This invention relates generally to current sense amplifiers and more particularly, it relates to a high speed CMOS current sense amplifier circuit which has a fast response time when making a low-to-high (zero to one) transition.
Current sense amplifiers are generally well known in the prior art and are typically used in electronic circuits to read data out of semiconductor memories such as EPROMs and EEPROMs. However, these prior art sense amplifiers suffer from the shortcomings of having to trade a high-to-low transition with a low-to-high transition. Because of commercial demands for significant increases in access time for addressable memories fabricated on integrated circuit semiconductor chips, it has become very important to memory designers to have available a current sense amplifier circuit which operates at high speeds so as to improve efficiency of the overall memory circuit operation.
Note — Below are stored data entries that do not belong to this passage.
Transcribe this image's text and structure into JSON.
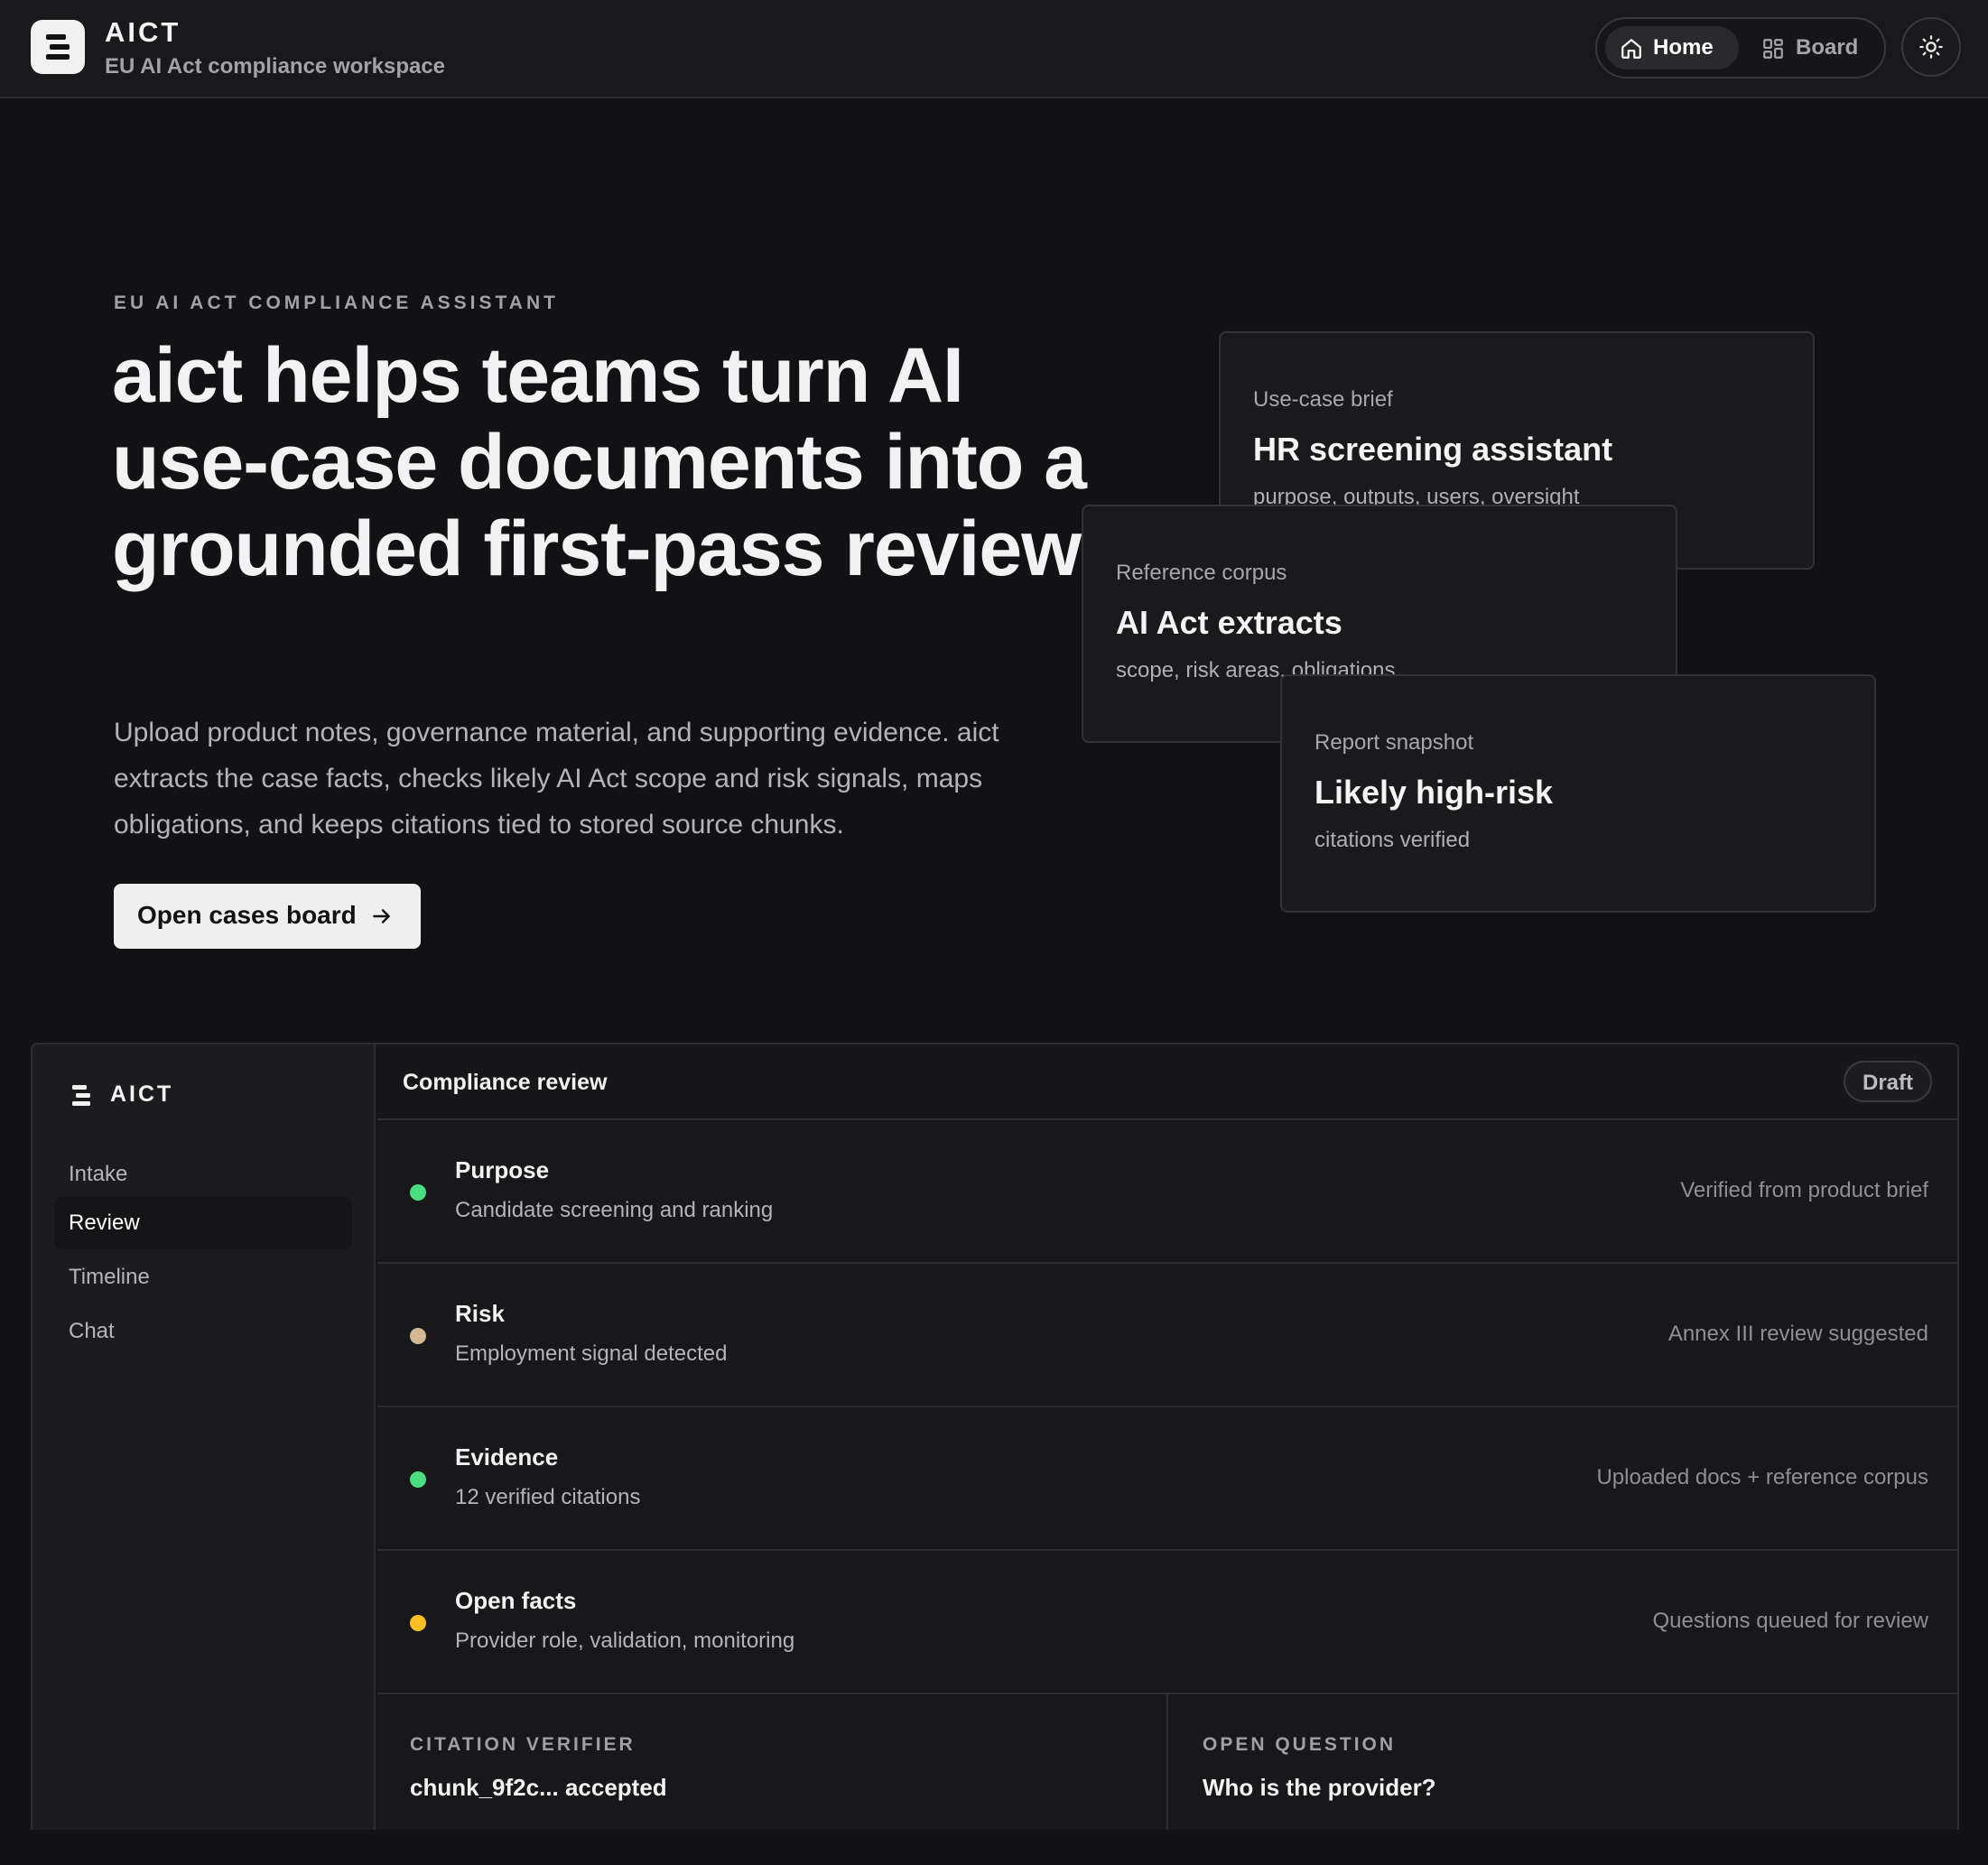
{
  "app": {
    "name": "AICT",
    "subtitle": "EU AI Act compliance workspace"
  },
  "nav": {
    "home_label": "Home",
    "board_label": "Board",
    "active": "Home"
  },
  "hero": {
    "eyebrow": "EU AI ACT COMPLIANCE ASSISTANT",
    "title": "aict helps teams turn AI use-case documents into a grounded first-pass review.",
    "description": "Upload product notes, governance material, and supporting evidence. aict extracts the case facts, checks likely AI Act scope and risk signals, maps obligations, and keeps citations tied to stored source chunks.",
    "cta_label": "Open cases board"
  },
  "cards": [
    {
      "label": "Use-case brief",
      "title": "HR screening assistant",
      "meta": "purpose, outputs, users, oversight"
    },
    {
      "label": "Reference corpus",
      "title": "AI Act extracts",
      "meta": "scope, risk areas, obligations"
    },
    {
      "label": "Report snapshot",
      "title": "Likely high-risk",
      "meta": "citations verified"
    }
  ],
  "preview": {
    "brand": "AICT",
    "sidebar_items": [
      {
        "label": "Intake"
      },
      {
        "label": "Review"
      },
      {
        "label": "Timeline"
      },
      {
        "label": "Chat"
      }
    ],
    "active_item": "Review",
    "header_title": "Compliance review",
    "status_badge": "Draft",
    "rows": [
      {
        "title": "Purpose",
        "subtitle": "Candidate screening and ranking",
        "note": "Verified from product brief",
        "status_color": "#4ade80"
      },
      {
        "title": "Risk",
        "subtitle": "Employment signal detected",
        "note": "Annex III review suggested",
        "status_color": "#d4b896"
      },
      {
        "title": "Evidence",
        "subtitle": "12 verified citations",
        "note": "Uploaded docs + reference corpus",
        "status_color": "#4ade80"
      },
      {
        "title": "Open facts",
        "subtitle": "Provider role, validation, monitoring",
        "note": "Questions queued for review",
        "status_color": "#fbbf24"
      }
    ],
    "citation_verifier": {
      "label": "CITATION VERIFIER",
      "value": "chunk_9f2c... accepted"
    },
    "open_question": {
      "label": "OPEN QUESTION",
      "value": "Who is the provider?"
    }
  },
  "colors": {
    "background": "#121214",
    "surface": "#1a1a1c",
    "border": "#2e2e32",
    "accent_light": "#efefef"
  }
}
It would therefore be desirable to provide a current sense amplifier circuit whose design does not depend upon a trade-off between the high-to-low and low-to-high transitions. In the present invention, the low-to-high transition is made extremely fast by precharging all bit-lines to ground with the aid of clamping transistors, thereby requiring that all of the bit-lines charge up from the ground level. This allows the circuit designer to optimize the sense amplifier for the high-to-low transition without deteriorating the low-to-high transition. The sense amplifier circuit of the instant invention has a low-to-high transition time of approximately 6 nanosecond at the temperature of +30.degree. C.